The Stigma? is a documentary by Martà Sans that explores and reflects on the genesis and sticking with the anti-Jewish prejudice in the current Spain and it has the participation of fifteen experts. This project has involved three years of work, including a year and half research.
Via The Jewish Week:
Martà Sans, who made the film, admits at the outset that he “inherited the prejudices of my family,” and decides to record “the process of deconstructing my anti-Semitism.” That statement would suggest a very different, more personal kind of film, a film that one hopes he will make some day. But what he has done is examine the dark history of Spanish and Catalan attitudes towards the Jews, keeping in the forefront the reality that for nearly a half-millennium Spain had no Jews at all. Indeed, as one of the several intellectuals interviewed for the film notes, until very recently it was illegal for a Jew to set foot on Spanish soil.
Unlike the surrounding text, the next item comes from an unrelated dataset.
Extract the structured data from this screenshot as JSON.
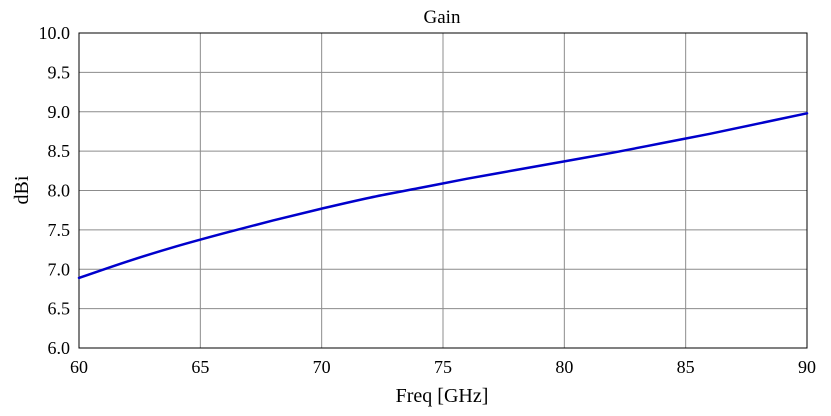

The result is an eerie kind of anti-Semitism, one that is, as Sans observes, “based more on ideology than experience.” It is as if Spain underwent a 500-year-long version of the “anti-Semitism without Jews” that distinguishes the Polish experience in the 1950s and ’60s. And the result is an appalling combination of ignorance and superstition dominating the popular imagination, one that Sans documents deftly with a series of street interviews of ordinary residents of Barcelona. Despite what one might expect, “The Stigma?” is a thoughtful and well-crafted film that puts a new spin on supposedly familiar history and ideology.